BROOKSVILLE — Carlene Frazer watched as the mother of her husband's killer asked a judge for leniency.
Julius Holder is a good man who made a bad decision, Loretta Sanders told Circuit Judge Daniel B. Merritt Sr. during her son's sentencing hearing Wednesday. He loves his two young daughters, but he also knows he has to pay for his crime, Sanders said.
Then Sanders apologized to Frazer's family.
"I hope that one day they will forgive him," she said, "because he's a good child."
"Never," Frazer said quietly from the first row.
Shortly thereafter, Merritt sentenced Holder to 35 years in prison for the murder of 30-year-old Kenardo Frazer. The sentence is five years shy of the maximum term Holder could have received after pleading guilty to second-degree murder.
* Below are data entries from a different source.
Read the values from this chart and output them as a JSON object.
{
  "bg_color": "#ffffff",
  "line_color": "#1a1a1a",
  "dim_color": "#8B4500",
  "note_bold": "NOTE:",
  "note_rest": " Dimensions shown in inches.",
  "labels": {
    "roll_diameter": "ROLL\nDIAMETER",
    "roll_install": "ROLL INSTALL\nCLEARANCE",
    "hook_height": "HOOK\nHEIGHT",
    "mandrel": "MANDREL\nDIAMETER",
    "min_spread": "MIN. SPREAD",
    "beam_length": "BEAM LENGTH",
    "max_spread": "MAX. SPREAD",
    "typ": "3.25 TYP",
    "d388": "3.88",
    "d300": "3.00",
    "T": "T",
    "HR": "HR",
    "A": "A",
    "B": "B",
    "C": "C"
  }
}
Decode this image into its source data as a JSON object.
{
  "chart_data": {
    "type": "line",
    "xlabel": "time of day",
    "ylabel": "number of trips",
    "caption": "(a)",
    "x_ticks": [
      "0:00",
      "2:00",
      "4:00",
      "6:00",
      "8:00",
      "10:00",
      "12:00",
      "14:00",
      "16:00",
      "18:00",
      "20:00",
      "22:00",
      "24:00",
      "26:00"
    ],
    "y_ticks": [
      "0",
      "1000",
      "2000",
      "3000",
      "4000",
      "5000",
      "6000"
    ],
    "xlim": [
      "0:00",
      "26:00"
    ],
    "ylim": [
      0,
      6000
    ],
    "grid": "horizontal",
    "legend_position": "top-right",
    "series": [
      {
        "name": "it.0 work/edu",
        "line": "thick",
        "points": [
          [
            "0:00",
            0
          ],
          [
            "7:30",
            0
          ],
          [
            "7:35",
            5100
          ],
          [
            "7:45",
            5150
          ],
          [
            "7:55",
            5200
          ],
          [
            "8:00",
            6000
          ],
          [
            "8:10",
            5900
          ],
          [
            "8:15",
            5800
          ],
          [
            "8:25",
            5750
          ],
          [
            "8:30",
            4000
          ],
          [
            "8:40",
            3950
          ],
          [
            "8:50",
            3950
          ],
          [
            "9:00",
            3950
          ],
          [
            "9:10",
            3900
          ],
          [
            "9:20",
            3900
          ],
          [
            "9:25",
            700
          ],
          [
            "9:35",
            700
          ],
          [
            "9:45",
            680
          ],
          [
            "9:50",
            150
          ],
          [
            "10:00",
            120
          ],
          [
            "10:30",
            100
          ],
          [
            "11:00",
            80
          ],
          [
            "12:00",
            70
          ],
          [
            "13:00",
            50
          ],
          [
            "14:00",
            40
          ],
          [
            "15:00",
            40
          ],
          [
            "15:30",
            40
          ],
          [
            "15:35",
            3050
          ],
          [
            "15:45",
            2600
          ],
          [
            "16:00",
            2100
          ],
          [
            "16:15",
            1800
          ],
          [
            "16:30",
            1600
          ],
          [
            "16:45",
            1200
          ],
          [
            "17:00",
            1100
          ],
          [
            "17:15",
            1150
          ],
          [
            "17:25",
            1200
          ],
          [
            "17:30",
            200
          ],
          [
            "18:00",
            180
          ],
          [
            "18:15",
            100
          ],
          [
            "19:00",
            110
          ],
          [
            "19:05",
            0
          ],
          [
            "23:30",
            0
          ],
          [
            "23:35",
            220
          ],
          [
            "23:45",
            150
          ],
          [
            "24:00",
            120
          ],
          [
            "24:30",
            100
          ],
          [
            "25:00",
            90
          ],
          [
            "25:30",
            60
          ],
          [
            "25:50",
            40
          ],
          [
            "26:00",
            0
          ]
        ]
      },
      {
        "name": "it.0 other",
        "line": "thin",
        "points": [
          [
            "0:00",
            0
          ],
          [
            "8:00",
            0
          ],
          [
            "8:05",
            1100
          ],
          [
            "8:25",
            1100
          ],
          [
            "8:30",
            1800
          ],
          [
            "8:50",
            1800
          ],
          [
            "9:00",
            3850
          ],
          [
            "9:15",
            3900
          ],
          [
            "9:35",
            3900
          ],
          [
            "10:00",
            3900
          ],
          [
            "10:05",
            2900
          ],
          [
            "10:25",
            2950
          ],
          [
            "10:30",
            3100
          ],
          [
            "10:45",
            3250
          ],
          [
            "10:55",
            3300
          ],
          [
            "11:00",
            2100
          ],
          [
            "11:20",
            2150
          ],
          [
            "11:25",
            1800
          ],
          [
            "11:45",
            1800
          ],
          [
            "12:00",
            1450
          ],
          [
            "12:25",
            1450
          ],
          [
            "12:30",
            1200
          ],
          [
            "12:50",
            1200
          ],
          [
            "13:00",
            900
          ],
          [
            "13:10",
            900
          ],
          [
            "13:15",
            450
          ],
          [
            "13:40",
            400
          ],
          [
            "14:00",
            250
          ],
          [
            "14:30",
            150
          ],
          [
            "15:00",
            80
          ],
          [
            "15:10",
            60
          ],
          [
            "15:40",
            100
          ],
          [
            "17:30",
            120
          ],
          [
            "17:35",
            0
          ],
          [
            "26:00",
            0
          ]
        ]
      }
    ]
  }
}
The deal called for a prison term of at least 25 years.
According to authorities, Frazer and 27-year-old Dunell Brown had argued hours before Frazer was killed one rainy night in March 2011. Earlier, Frazer had an altercation and threatened a woman at a house on Anderson Road where he lived and where Brown sometimes stayed. Frazer reportedly flashed a knife.
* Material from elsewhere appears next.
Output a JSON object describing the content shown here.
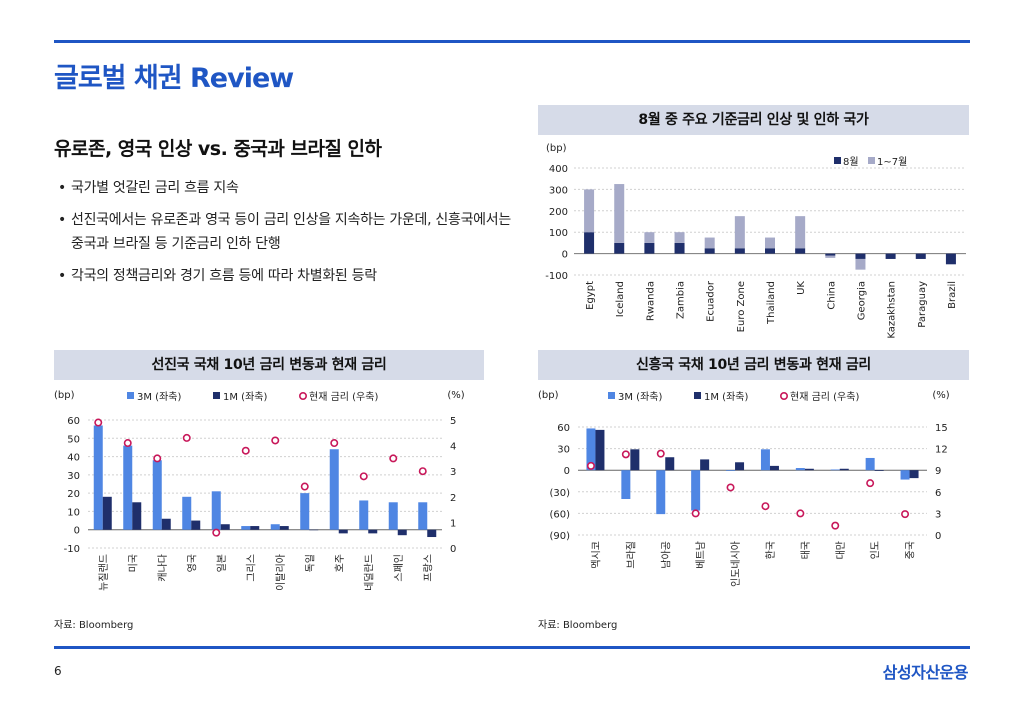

Brown called Holder, his cousin, and told him to "bring the fire," meaning a gun.
Holder, Brown and 33-year-old Charles Bottom tracked down Frazer and chased him to a front yard on Howell Avenue, north of downtown Brooksville. There, authorities say, Holder pulled the trigger of a 9mm pistol, shooting Frazer twice. No other weapon was found.
All three men were initially charged with first-degree murder; they later reached plea deals with prosecutors.
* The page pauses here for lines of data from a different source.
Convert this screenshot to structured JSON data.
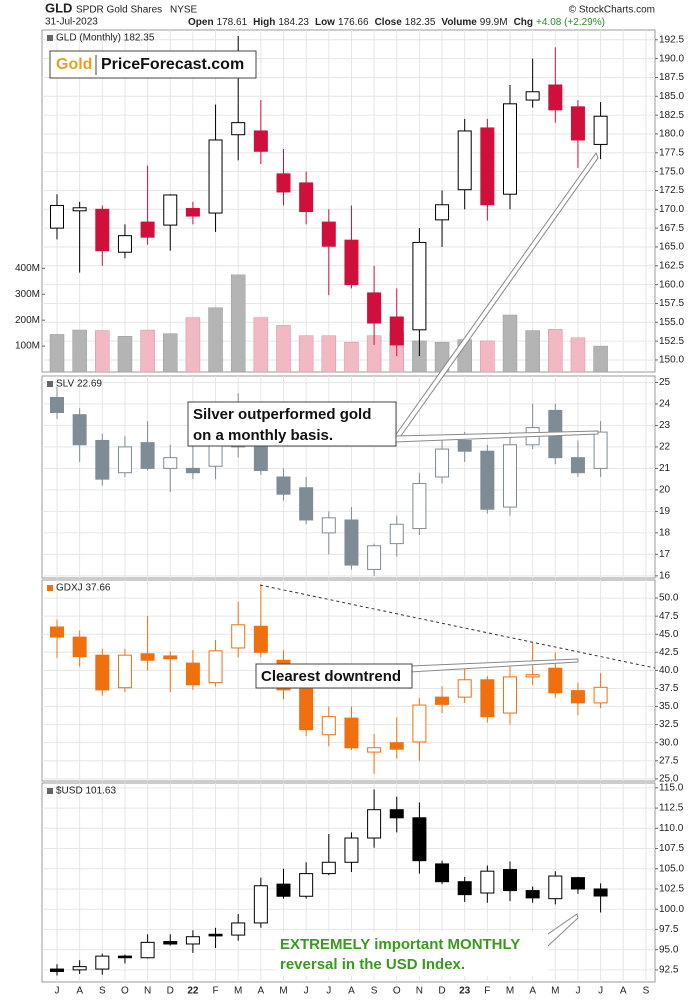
{
  "header": {
    "symbol": "GLD",
    "name": "SPDR Gold Shares",
    "exchange": "NYSE",
    "date": "31-Jul-2023",
    "quote": [
      {
        "label": "Open",
        "value": 178.61
      },
      {
        "label": "High",
        "value": 184.23
      },
      {
        "label": "Low",
        "value": 176.66
      },
      {
        "label": "Close",
        "value": 182.35
      },
      {
        "label": "Volume",
        "value": "99.9M"
      },
      {
        "label": "Chg",
        "value": "+4.08 (+2.29%)"
      }
    ],
    "copyright": "© StockCharts.com"
  },
  "chart_data": [
    {
      "type": "candlestick",
      "title": "GLD (Monthly) 182.35",
      "up_color": "#000000",
      "down_color": "#d0103a",
      "logo": {
        "brand": "Gold",
        "site": "PriceForecast.com"
      },
      "ylim": [
        148.4,
        193.8
      ],
      "yticks": [
        {
          "value": 150,
          "label": "150.0"
        },
        152.5,
        {
          "value": 155,
          "label": "155.0"
        },
        157.5,
        {
          "value": 160,
          "label": "160.0"
        },
        162.5,
        {
          "value": 165,
          "label": "165.0"
        },
        167.5,
        {
          "value": 170,
          "label": "170.0"
        },
        172.5,
        {
          "value": 175,
          "label": "175.0"
        },
        177.5,
        {
          "value": 180,
          "label": "180.0"
        },
        182.5,
        {
          "value": 185,
          "label": "185.0"
        },
        187.5,
        {
          "value": 190,
          "label": "190.0"
        },
        192.5
      ],
      "open": [
        167.5,
        169.8,
        170.0,
        164.3,
        168.3,
        167.9,
        170.1,
        169.5,
        179.9,
        180.4,
        174.7,
        173.5,
        168.3,
        165.9,
        158.9,
        155.7,
        154.0,
        168.6,
        172.6,
        180.8,
        172.0,
        184.5,
        186.5,
        183.6,
        178.61,
        null,
        null
      ],
      "high": [
        172.0,
        171.0,
        170.5,
        168.0,
        175.8,
        172.0,
        171.0,
        183.9,
        193.0,
        184.5,
        178.0,
        175.0,
        170.0,
        170.5,
        162.5,
        159.5,
        167.5,
        172.5,
        182.0,
        182.0,
        186.5,
        190.0,
        191.5,
        184.5,
        184.23,
        null,
        null
      ],
      "low": [
        166.0,
        161.6,
        162.5,
        163.5,
        165.3,
        164.5,
        168.0,
        167.0,
        176.5,
        176.0,
        170.5,
        168.0,
        158.6,
        159.5,
        152.0,
        150.5,
        150.5,
        165.0,
        170.0,
        168.5,
        170.0,
        183.5,
        181.5,
        175.5,
        176.66,
        null,
        null
      ],
      "close": [
        170.5,
        170.2,
        164.5,
        166.5,
        166.3,
        171.9,
        169.1,
        179.2,
        181.5,
        177.7,
        172.3,
        169.7,
        165.1,
        160.0,
        154.9,
        152.0,
        165.6,
        170.6,
        180.4,
        170.6,
        184.0,
        185.6,
        183.2,
        179.2,
        182.35,
        null,
        null
      ],
      "volume": {
        "up_color": "#b4b4b4",
        "down_color": "#f2b8c4",
        "ylim": [
          0,
          1320
        ],
        "yticks": [
          {
            "value": 100,
            "label": "100M"
          },
          {
            "value": 200,
            "label": "200M"
          },
          {
            "value": 300,
            "label": "300M"
          },
          {
            "value": 400,
            "label": "400M"
          }
        ],
        "values": [
          145,
          162,
          160,
          138,
          162,
          148,
          210,
          248,
          375,
          210,
          180,
          140,
          140,
          115,
          140,
          155,
          120,
          115,
          125,
          120,
          220,
          160,
          165,
          132,
          99.9,
          null,
          null
        ]
      }
    },
    {
      "type": "candlestick",
      "title": "SLV 22.69",
      "up_color": "#7f8c96",
      "down_color": "#7f8c96",
      "annotation": [
        "Silver outperformed gold",
        "on a monthly basis."
      ],
      "ylim": [
        15.9,
        25.3
      ],
      "yticks": [
        16,
        17,
        18,
        19,
        20,
        21,
        22,
        23,
        24,
        25
      ],
      "open": [
        24.3,
        23.5,
        22.3,
        20.8,
        22.2,
        21.0,
        21.0,
        21.1,
        22.5,
        22.1,
        20.6,
        20.1,
        18.0,
        18.6,
        16.3,
        17.5,
        18.2,
        20.6,
        22.3,
        21.8,
        19.2,
        22.1,
        23.7,
        21.5,
        21.0,
        null,
        null
      ],
      "high": [
        24.8,
        23.8,
        22.6,
        22.5,
        23.2,
        22.1,
        22.7,
        22.5,
        24.5,
        23.0,
        21.0,
        20.6,
        19.0,
        19.2,
        17.5,
        18.8,
        20.8,
        22.3,
        22.7,
        22.1,
        22.7,
        24.0,
        24.0,
        22.3,
        23.2,
        null,
        null
      ],
      "low": [
        23.3,
        21.3,
        20.2,
        20.6,
        20.9,
        19.9,
        20.5,
        20.5,
        21.5,
        20.7,
        19.5,
        18.4,
        17.0,
        16.3,
        16.0,
        16.9,
        17.9,
        20.3,
        21.3,
        18.9,
        18.8,
        21.9,
        21.2,
        20.6,
        20.6,
        null,
        null
      ],
      "close": [
        23.6,
        22.1,
        20.5,
        22.0,
        21.0,
        21.5,
        20.8,
        22.1,
        22.0,
        20.9,
        19.8,
        18.6,
        18.7,
        16.5,
        17.4,
        18.4,
        20.3,
        21.9,
        21.8,
        19.1,
        22.1,
        22.9,
        21.5,
        20.8,
        22.69,
        null,
        null
      ]
    },
    {
      "type": "candlestick",
      "title": "GDXJ 37.66",
      "up_color": "#f07010",
      "down_color": "#f07010",
      "annotation": [
        "Clearest downtrend"
      ],
      "ylim": [
        24.7,
        52.5
      ],
      "yticks": [
        {
          "value": 25,
          "label": "25.0"
        },
        27.5,
        {
          "value": 30,
          "label": "30.0"
        },
        32.5,
        {
          "value": 35,
          "label": "35.0"
        },
        37.5,
        {
          "value": 40,
          "label": "40.0"
        },
        42.5,
        {
          "value": 45,
          "label": "45.0"
        },
        47.5,
        {
          "value": 50,
          "label": "50.0"
        }
      ],
      "open": [
        46.0,
        44.6,
        42.1,
        37.6,
        42.3,
        42.0,
        41.0,
        38.3,
        43.1,
        46.1,
        41.4,
        37.6,
        31.1,
        33.4,
        28.7,
        30.0,
        30.1,
        36.3,
        36.3,
        38.7,
        34.1,
        39.1,
        40.3,
        37.2,
        35.5,
        null,
        null
      ],
      "high": [
        47.0,
        45.5,
        43.0,
        43.0,
        47.5,
        42.6,
        42.8,
        44.2,
        49.5,
        51.8,
        42.8,
        39.0,
        35.0,
        35.0,
        31.2,
        33.5,
        36.2,
        37.8,
        40.6,
        39.2,
        40.8,
        43.8,
        42.5,
        38.3,
        39.6,
        null,
        null
      ],
      "low": [
        41.7,
        40.5,
        36.5,
        37.0,
        40.0,
        37.0,
        37.3,
        37.8,
        41.8,
        41.8,
        36.0,
        30.9,
        29.5,
        29.0,
        25.7,
        27.8,
        27.5,
        34.1,
        35.5,
        32.8,
        32.5,
        38.0,
        36.2,
        33.8,
        34.8,
        null,
        null
      ],
      "close": [
        44.6,
        41.9,
        37.3,
        42.1,
        41.4,
        41.6,
        38.0,
        42.7,
        46.3,
        42.5,
        37.3,
        31.8,
        33.6,
        29.3,
        29.3,
        29.1,
        35.2,
        35.3,
        38.7,
        33.6,
        39.1,
        39.4,
        36.9,
        35.5,
        37.66,
        null,
        null
      ]
    },
    {
      "type": "candlestick",
      "title": "$USD 101.63",
      "up_color": "#000000",
      "down_color": "#000000",
      "annotation": [
        "EXTREMELY important MONTHLY",
        "reversal in the USD Index."
      ],
      "ylim": [
        91.0,
        115.6
      ],
      "yticks": [
        92.5,
        {
          "value": 95,
          "label": "95.0"
        },
        97.5,
        {
          "value": 100,
          "label": "100.0"
        },
        102.5,
        {
          "value": 105,
          "label": "105.0"
        },
        107.5,
        {
          "value": 110,
          "label": "110.0"
        },
        112.5,
        {
          "value": 115,
          "label": "115.0"
        }
      ],
      "categories": [
        "J",
        "A",
        "S",
        "O",
        "N",
        "D",
        "22",
        "F",
        "M",
        "A",
        "M",
        "J",
        "J",
        "A",
        "S",
        "O",
        "N",
        "D",
        "23",
        "F",
        "M",
        "A",
        "M",
        "J",
        "J",
        "A",
        "S"
      ],
      "open": [
        92.6,
        92.5,
        92.6,
        94.2,
        94.0,
        96.0,
        95.7,
        96.9,
        96.8,
        98.3,
        103.1,
        101.6,
        104.4,
        105.8,
        108.8,
        112.3,
        111.3,
        105.6,
        103.4,
        102.0,
        104.9,
        102.3,
        101.3,
        103.9,
        102.5,
        null,
        null
      ],
      "high": [
        93.2,
        93.7,
        94.5,
        94.4,
        96.9,
        96.9,
        97.4,
        97.7,
        99.4,
        103.9,
        105.0,
        105.8,
        109.3,
        109.5,
        114.8,
        113.9,
        113.2,
        106.0,
        104.0,
        105.4,
        105.9,
        102.8,
        104.7,
        104.0,
        103.2,
        null,
        null
      ],
      "low": [
        91.8,
        92.0,
        91.9,
        93.3,
        93.9,
        95.5,
        94.6,
        95.2,
        96.1,
        97.7,
        101.3,
        101.3,
        104.2,
        104.6,
        107.6,
        109.5,
        104.4,
        103.1,
        100.9,
        100.8,
        101.0,
        100.8,
        100.6,
        101.9,
        99.6,
        null,
        null
      ],
      "close": [
        92.3,
        92.9,
        94.2,
        94.0,
        95.9,
        95.7,
        96.6,
        96.7,
        98.3,
        102.9,
        101.6,
        104.4,
        105.8,
        108.8,
        112.3,
        111.3,
        106.0,
        103.4,
        101.8,
        104.7,
        102.3,
        101.4,
        104.1,
        102.5,
        101.63,
        null,
        null
      ]
    }
  ]
}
Brown, the son of the late pro football star Jerome Brown, pleaded guilty to second-degree murder. In June, Merritt sentenced him to 25 years in prison, five years shy of the maximum. Bottom, 33, pleaded guilty to manslaughter and received a 12-year sentence during that same hearing.
Carlene Frazer lives in Brooklyn, N.Y., and works as a nurse, with a part-time job as a caregiver for autistic children. She flew to Florida for Holder's hearing.
The murder left the couple's 6-year-old daughter without a dad, she told Merritt. Her 16-year-old son from a previous relationship also considered Frazer a father. "I'm not here for revenge," Frazer said. "I'm just here to see justice done."
She burst into tears a few minutes later when Holder apologized and asked for the Frazer family's "mercy and grace." He said he knows that will be difficult. "I feel sorry for what I did," he said. "It hurts."
A staffer from the State Attorney's Office read a statement from other members of Frazer's family who flew down for the sentencing hearing in June but couldn't make it this time.
Holder has a previous conviction for selling cocaine. His attorney, Charles Greene, said Holder's urge to protect his family clouded his judgment that night. This was not his battle," Greene said. "He just got pulled into it."
The crime wasn't committed in a moment of passion, prosecutor Pete Magrino countered. Holder had time to consider his actions as he looked for Frazer, then chased him.
Merritt acknowledged that Holder has young children and a family that cares about him. "You took a human life, and human life is sacred," Merritt said. "Once you take it, you can't give it back. Life is as precious to this man you shot as it is to you, and you're accountable for your actions that night."
After the hearing, Carlene Frazer said Holder, despite his words, looked bored. She wanted Merritt to levy the maximum penalty. Ideally, she said, Holder would have received the death penalty.
"I don't see no remorse in him," she said. "I hope one day I will find it in myself to forgive him and move on."
She said her daughter wakes up and talks about meeting her father in her dreams. "I saw Dad," the girl said one day, "and he told me he was in heaven."